Currently, Illinois is one of only six states with a mask mandate in place. And the CDC recently strongly recommended COVID booster shots for all adults.
Does it matter which COVID booster vaccine you get?
The CDC hasn't explicitly recommend anyone get a different brand than they started with but left open the option — saying only that a booster of some sort was recommended.
Federal regulators have recommended getting the same shot as your first dose for booster doses, particularly for those who got an mRNA vaccine. Moderna's booster dose will be half of its original dosing, while Pfizer's booster shot is the same as the initial doses.
Some advisers, however, said they would prefer that J&J recipients receive a competitor's booster, citing preliminary data from an ongoing government study that suggested a bigger boost in virus-fighting antibodies from that combination.
"If you got Johnson and Johnson, I have been advising folks if they got J&J, depending on the reason they chose J&J the first time, if they're going to get that booster I've been recommending getting likely one of the mRNA series - the Moderna or the Pfizer," Chicago Department of Public Health Commissioner Dr. Allison Arwady said. "That's where we saw the biggest increase in antibodies in the studies."
What are the most common side effects of COVID booster shots?
According to the Centers for Disease Control and Prevention, symptoms of the booster appear to largely mirror how people felt after their second dose.

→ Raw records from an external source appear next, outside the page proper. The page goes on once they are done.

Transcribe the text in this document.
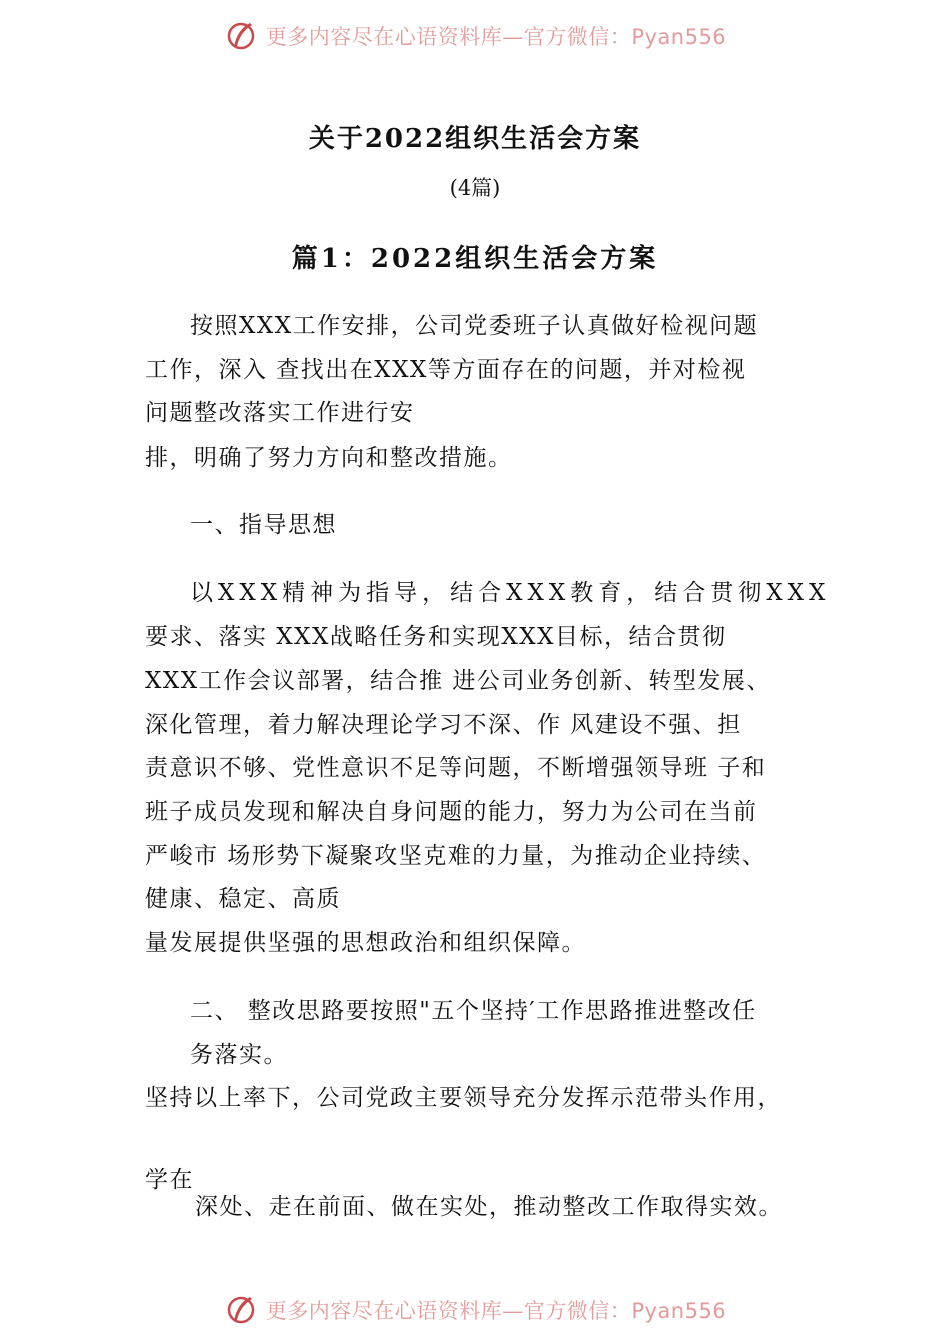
更多内容尽在心语资料库—官方微信：Pyan556
关于2022组织生活会方案
(4篇)
篇1：2022组织生活会方案
按照XXX工作安排，公司党委班子认真做好检视问题
工作，深入 查找出在XXX等方面存在的问题，并对检视
问题整改落实工作进行安
排，明确了努力方向和整改措施。
一、指导思想
以XXX精神为指导，结合XXX教育，结合贯彻XXX
要求、落实 XXX战略任务和实现XXX目标，结合贯彻
XXX工作会议部署，结合推 进公司业务创新、转型发展、
深化管理，着力解决理论学习不深、作 风建设不强、担
责意识不够、党性意识不足等问题，不断增强领导班 子和
班子成员发现和解决自身问题的能力，努力为公司在当前
严峻市 场形势下凝聚攻坚克难的力量，为推动企业持续、
健康、稳定、高质
量发展提供坚强的思想政治和组织保障。
二、 整改思路要按照"五个坚持′工作思路推进整改任
务落实。
坚持以上率下，公司党政主要领导充分发挥示范带头作用，
学在
深处、走在前面、做在实处，推动整改工作取得实效。
更多内容尽在心语资料库—官方微信：Pyan556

The side effects were mostly considered mild or moderate, and arm pain, fatigue and headache were the most commonly reported symptoms after the third shot.
The most common side effects reported after getting a third shot of an mRNA vaccine, the type made by Moderna and Pfizer, were pain at the injection site, fatigue, muscle pain, headache and fever, followed by chills and nausea, according to CDC data.
The data available for J&J was more limited, but people reported fever, fatigue and headache after receiving a second dose of that vaccine, according to the agency.